Knee pain is commonly minimized or eliminated through Physical Therapy (PT) interventions. PT for Knee aims to heal and restore knee’s function and movement.

A pain management specialist may focus on decreasing pain in the knee with either passive or active therapy, using either of manual therapies, heat/ice packs or electrical stimulation. The most prescribed active physical therapy interventions for knee pain include stretching and range of motion exercises, strengthening exercises and pain relief exercises. Different PT interventions treat knee pain by enhancing joint flexibility, reducing pain level by targeting the associated muscles, helping the affected muscles relax and boosting pain perception and threshold so that an individual has better ability to deal with it.

How does physical therapy for knee pain work?

One may experience knee pain as a consequence of an injury (Anterior Cruciate Ligament Injury, Fractures, Torn Meniscus, Knee Bursitis and Patellar Tendinitis), mechanical problems (Iliotibial Band Syndrome, Dislocated Kneecap, Hip of Foot Pain) or Arthritis. With physical therapy, the sufferer can ease the knee pain and restore the knee’s functional ability.

To prescribe an individualized plan, the therapist needs to check how well the knee bends, straightens and moves. The therapist also needs to check for any weak muscle(s) in the front and back of the patient’s thigh and detect any balance issues. Once the troubled spot is identified, the patient is asked to work on strengthening the leg muscles through strength training exercises.

Stretching exercises, Ice/heat and electrical nerve or muscle stimulation, depending on the assessment of pain, may also be included in an individual’s PT plan to eliminate the knee pain.

Commonly prescribed exercises for knee pain

Physical Therapy sessions are individualized for each patient, based on diagnosis and recovery goals.  Straight Leg Raises is a simple strengthening exercise for quadriceps. Since this exercise puts little to no strain on the knee, it is mostly prescribed for patients with chronic, severe knee pain.  

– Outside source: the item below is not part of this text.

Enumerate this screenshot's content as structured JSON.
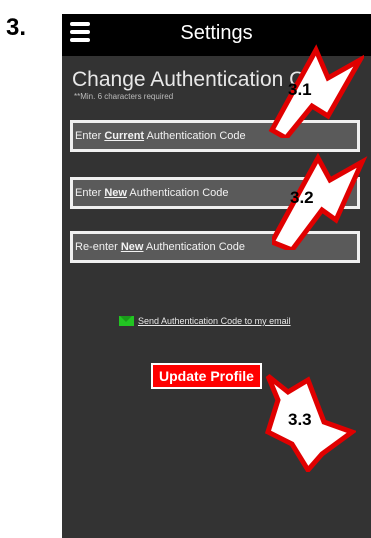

Hamstring Curls works on the muscles along the back of the thigh hence helps to stabilize the knee. Wall Squats is another advanced exercise for knee pain. People with an old injury to the knee can resort its normal function by imparting strength to their glutes.

Other mostly prescribed exercises for knee pain include Calf Raises, Step-Ups, Side Leg Raises, Short Arcs Leg Presses and Long Arcs.